Sponsored by Organic Reactions Inc. and Organic Syntheses Inc.

Larry E. Overman’s career is a testament to the relevance of natural product synthesis. A chemistry professor at the University of California, Irvine, Overman sees complex synthesis not as an end in itself but as a tool for learning about chemical transformations.

When Overman, 71, started his undergraduate years at Earlham College in his home state of Indiana, he had no intention of studying chemistry, but a freshman chemistry class with Gerald Bakker changed that.
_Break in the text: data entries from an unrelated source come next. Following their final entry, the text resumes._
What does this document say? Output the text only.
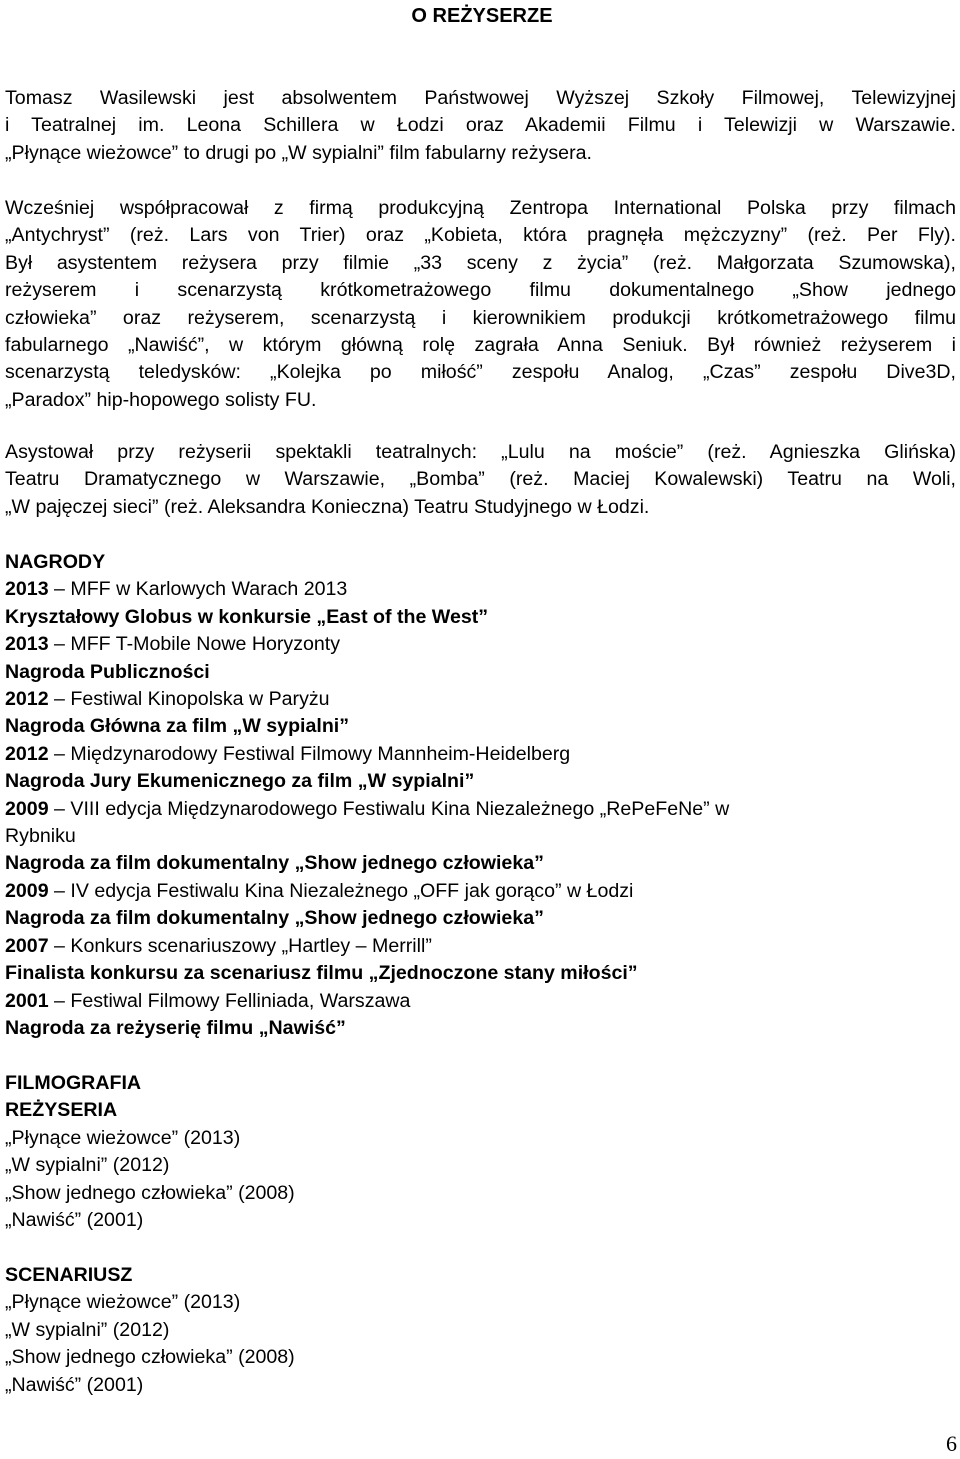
O REŻYSERZE
Tomasz Wasilewski jest absolwentem Państwowej Wyższej Szkoły Filmowej, Telewizyjnej
i Teatralnej im. Leona Schillera w Łodzi oraz Akademii Filmu i Telewizji w Warszawie.
„Płynące wieżowce” to drugi po „W sypialni” film fabularny reżysera.
Wcześniej współpracował z firmą produkcyjną Zentropa International Polska przy filmach
„Antychryst” (reż. Lars von Trier) oraz „Kobieta, która pragnęła mężczyzny” (reż. Per Fly).
Był asystentem reżysera przy filmie „33 sceny z życia” (reż. Małgorzata Szumowska),
reżyserem i scenarzystą krótkometrażowego filmu dokumentalnego „Show jednego
człowieka” oraz reżyserem, scenarzystą i kierownikiem produkcji krótkometrażowego filmu
fabularnego „Nawiść”, w którym główną rolę zagrała Anna Seniuk. Był również reżyserem i
scenarzystą teledysków: „Kolejka po miłość” zespołu Analog, „Czas” zespołu Dive3D,
„Paradox” hip-hopowego solisty FU.
Asystował przy reżyserii spektakli teatralnych: „Lulu na moście” (reż. Agnieszka Glińska)
Teatru Dramatycznego w Warszawie, „Bomba” (reż. Maciej Kowalewski) Teatru na Woli,
„W pajęczej sieci” (reż. Aleksandra Konieczna) Teatru Studyjnego w Łodzi.
NAGRODY
2013 – MFF w Karlowych Warach 2013
Kryształowy Globus w konkursie „East of the West”
2013 – MFF T-Mobile Nowe Horyzonty
Nagroda Publiczności
2012 – Festiwal Kinopolska w Paryżu
Nagroda Główna za film „W sypialni”
2012 – Międzynarodowy Festiwal Filmowy Mannheim-Heidelberg
Nagroda Jury Ekumenicznego za film „W sypialni”
2009 – VIII edycja Międzynarodowego Festiwalu Kina Niezależnego „RePeFeNe” w
Rybniku
Nagroda za film dokumentalny „Show jednego człowieka”
2009 – IV edycja Festiwalu Kina Niezależnego „OFF jak gorąco” w Łodzi
Nagroda za film dokumentalny „Show jednego człowieka”
2007 – Konkurs scenariuszowy „Hartley – Merrill”
Finalista konkursu za scenariusz filmu „Zjednoczone stany miłości”
2001 – Festiwal Filmowy Felliniada, Warszawa
Nagroda za reżyserię filmu „Nawiść”
FILMOGRAFIA
REŻYSERIA
„Płynące wieżowce” (2013)
„W sypialni” (2012)
„Show jednego człowieka” (2008)
„Nawiść” (2001)
SCENARIUSZ
„Płynące wieżowce” (2013)
„W sypialni” (2012)
„Show jednego człowieka” (2008)
„Nawiść” (2001)
6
Overman received a B.A. in chemistry, and went on to earn a Ph.D. in organic chemistry at the University of Wisconsin, Madison, under Howard W. Whitlock Jr.

Next came an eye-opening postdoc at Columbia University with Ronald Breslow. “I learned a lot about how to be a scientist under Ron’s tutelage,” Overman says.

At UC Irvine ever since leaving Bres­low’s lab in 1971, Overman is known as an authority on the synthesis of natural products of biological relevance. David MacMillan, chair of the chemistry department at Princeton University, calls his syntheses “true classics in conception and execution.”

Overman clearly enjoys complex syntheses, but he bristles at the notion that they are an intellectual exercise with no real-world relevance. For him, synthesis is more about what is learned during the journey than the end product. “We’re fundamentally interested in reactivity,” he says of his research group.

By way of example, Overman points to the development of the intramolecular Heck cyclization, the enantioselective variant of which was the first generally useful reaction for enantioselective construction of quaternary carbon stereocenters. Likewise, the enantioselective total synthesis of strychnine, one of the Overman group’s most important total syntheses, was based upon the aza-Cope-Mannich reaction, a reaction invented by Overman to solve a quite different problem in the total synthesis of another, structurally unrelated, natural product.

Both the aza-Cope-Mannich reaction and the Overman rearrangement are rearrangement reactions that can add huge value to molecules in just a few steps. Overman sees them as among his most important contributions to science because they taught chemists to embrace, rather than fear, complex rearrangements.

Those chemists include Overman’s own students, whom he sends out into the world like a proud parent. By his count he has trained 100 Ph.D. students and 200 postdocs. At least 50 of them are in academic careers, and many of the others have leadership positions in the biotech and pharmaceutical industries.

Overman’s research group isn’t as large as it once was, but it’s still quite active, particularly at the intersection of chemistry and biology.

Indeed, Overman’s interest in natural alkaloids of the ETP (epipolythiodi­ketopiperazine) family led to his participation in founding an oncology drug firm, Novonco Therapeutics, based on molecules he developed in collaboration with David Horne, deputy director of research at City of Hope Comprehensive Cancer Center. The structures of some of the alkaloids were greatly simplified to make them less toxic while maintaining their cancer-fighting potential.

For Overman, the work is both potentially life-saving and another example of the relevance of complex synthesis.

Overman will present his award address before the Biennial National Organic Chemistry Symposium in July.